中央銀行が発行するデジタル通貨のことを“Central Bank Digital Currency”と言います。

CBDC には、2 つのタイプがあります。一つは、利用者が銀行など一部の先に限定され、金融機関間の資金決済を目的とした電子的な中銀マネーです。これは、中央銀行の当座預金という既にデジタル化された中銀債務による決済について、分散型台帳技術などの新しい情報技術を応用しようというものであり、「ホールセール型 CBDC」と呼ばれます。もう一つは、個人や企業も含む幅広い主体による利用を想定した電子的な中銀マネーです。これを「一般利用型CBDC」と呼びます。以下、CBDC という場合、後者のタイプを念頭に置いて議論を進めることとします。
「一般利用型 CBDC」は、銀行券や貨幣などの現金を代替するものであり、2つの発行形態が考えられます。一つは、口座型 CBDC です。これは、個人や企業が中央銀行に口座を開いて、口座間の振替で決済を行うというものです。このスキームは、民間銀行において預金口座間の振替により決済する方法と基本的に同じです。異なるのは、利用者の口座が中央銀行にあるのか、それとも民間銀行にあるのかの違いです。もう一つは、トークン型 CBDC です。
これは、利用者のスマートフォンや IC カードに CBDC を格納し、利用者間で金銭的価値を移転することにより決済を行うというもので、価値保蔵型 CBDC とも呼ばれます。このスキームは、交通系・流通系企業や FinTech 企業が発行するプリペイド型電子マネーと似ています。

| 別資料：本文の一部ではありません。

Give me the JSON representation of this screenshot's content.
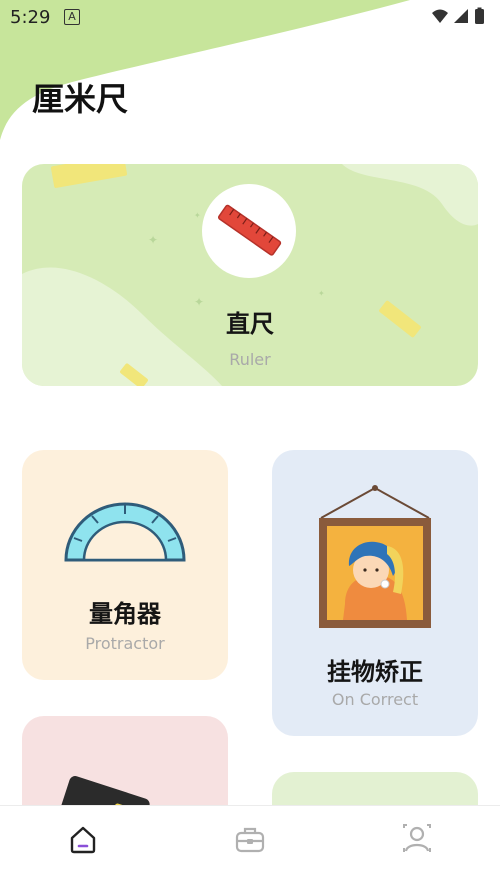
{
  "status": {
    "time": "5:29",
    "notification_letter": "A"
  },
  "page": {
    "title": "厘米尺"
  },
  "cards": {
    "ruler": {
      "title": "直尺",
      "subtitle": "Ruler"
    },
    "protractor": {
      "title": "量角器",
      "subtitle": "Protractor"
    },
    "picture": {
      "title": "挂物矫正",
      "subtitle": "On Correct"
    }
  },
  "nav": {
    "items": [
      "home-icon",
      "toolbox-icon",
      "profile-icon"
    ],
    "active": "home-icon"
  },
  "colors": {
    "accent_green": "#c7e59b",
    "active_indicator": "#8a4fd8"
  }
}
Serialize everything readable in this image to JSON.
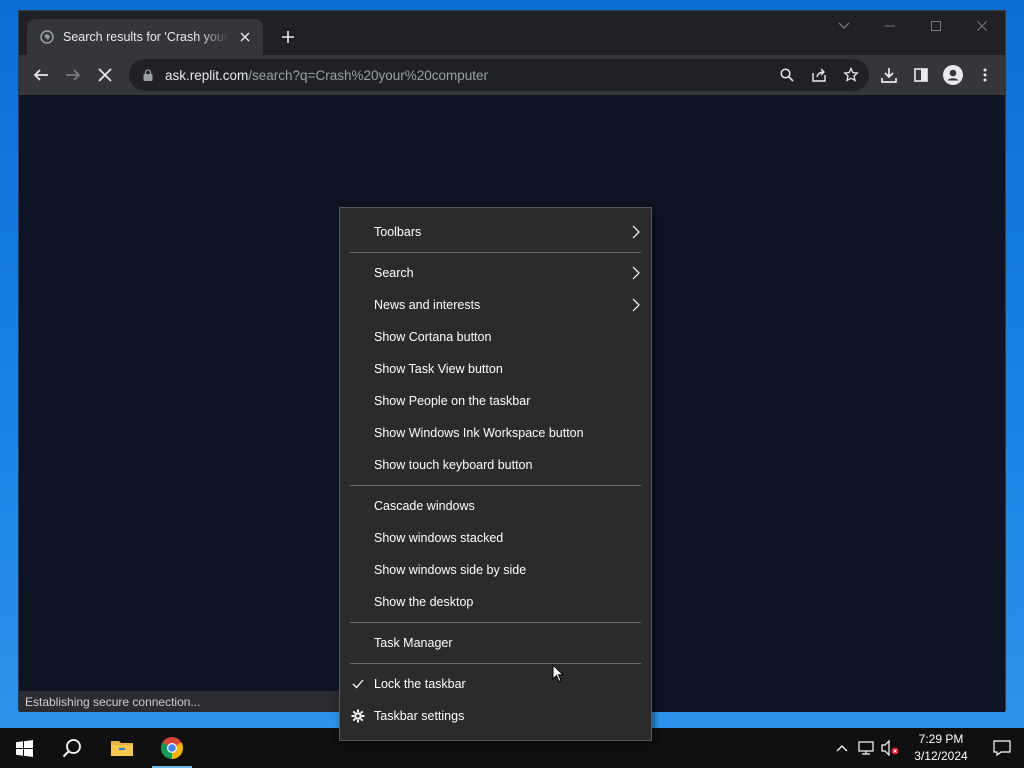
{
  "browser": {
    "tab": {
      "title": "Search results for 'Crash your computer'"
    },
    "omnibox": {
      "host": "ask.replit.com",
      "path": "/search?q=Crash%20your%20computer"
    },
    "status": "Establishing secure connection..."
  },
  "context_menu": {
    "items": [
      {
        "label": "Toolbars",
        "submenu": true
      },
      {
        "label": "Search",
        "submenu": true
      },
      {
        "label": "News and interests",
        "submenu": true
      },
      {
        "label": "Show Cortana button"
      },
      {
        "label": "Show Task View button"
      },
      {
        "label": "Show People on the taskbar"
      },
      {
        "label": "Show Windows Ink Workspace button"
      },
      {
        "label": "Show touch keyboard button"
      },
      {
        "label": "Cascade windows"
      },
      {
        "label": "Show windows stacked"
      },
      {
        "label": "Show windows side by side"
      },
      {
        "label": "Show the desktop"
      },
      {
        "label": "Task Manager"
      },
      {
        "label": "Lock the taskbar",
        "checked": true
      },
      {
        "label": "Taskbar settings",
        "icon": "gear-icon"
      }
    ]
  },
  "taskbar": {
    "icons": [
      "windows-start-icon",
      "search-icon",
      "file-explorer-icon",
      "chrome-icon"
    ],
    "clock": {
      "time": "7:29 PM",
      "date": "3/12/2024"
    }
  },
  "colors": {
    "desktop": "#1a86e6",
    "menu_bg": "#2b2b2b",
    "browser_bg": "#0f1424",
    "taskbar_bg": "#101010"
  }
}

異なるのは、発行主体が民間企業か中央銀行かの違いです。

(出典 日本銀行はデジタル通貨を発行すべきか―「ロイター・ニュースメーカー」における講演―日本銀行2019年7月5日からの抜粋)

 

一般に「中央銀行発行デジタル通貨(CBDC:Central Bank Digital Currency)」とは、次の3つを満たすものであると言われています。(1)デジタル化されていること、(2)円などの法定通貨建てであること、(3)中央銀行の債務として発行されること。
中央銀行は、誰でも1年365日、1日24時間使える支払決済手段として銀行券を提供していますが、これをデジタル化してはどうかという議論があります。
現金を代替するようなデジタル通貨を中央銀行が発行することについては、具体的な検討を行っている国もありますが、民間銀行の預金や資金仲介への影響など検討すべき点も多いことなどから、多くの主要中央銀行は慎重な姿勢を維持しています。日本銀行も、現時点において、そうしたデジタル通貨を発行する計画はありません。
一方で、中央銀行の当座預金という既にデジタル化されている中央銀行の債務を、新しい情報技術を使ってより便利にできないかという議論もあります。多くの主要中央銀行では、新しい情報技術を深く理解する観点から、調査研究や実証実験などの取り組みを行っています。日本銀行では、欧州中央銀行と共同で分散型台帳技術と呼ばれる新しい情報技術に関する調査(プロジェクト・ステラ)を実施しており、その結果を報告書として公表しています。

(出典 日本銀行ホームページ)

 

中央銀行が発行するデジタル通貨、すなわち中央銀行デジタル通貨(central bank digital currency: CBDC)。

CBDC は、「民間銀行等が中央銀行に保有する当座預金とは異なる、新たな形態の電子的な中央銀行マネー」と定義することができる。こうした定義のもと、「アクセス可能な主体の範囲」(accessibility)という観点から、CBDC は、さら
に、①民間銀行等の金融機関間の資金決済を目的とする、利用者を限定した電子的な中央銀行マネー(大口取引型 CBDC)と、②個人や企業等を含めた幅広い主体による利用を想定した電子的な中央銀行マネー(一般利用型 CBDC)とに大別
される。

(出典 日本銀行「中央銀行デジタル通貨に関する法律問題研究会」 報告書)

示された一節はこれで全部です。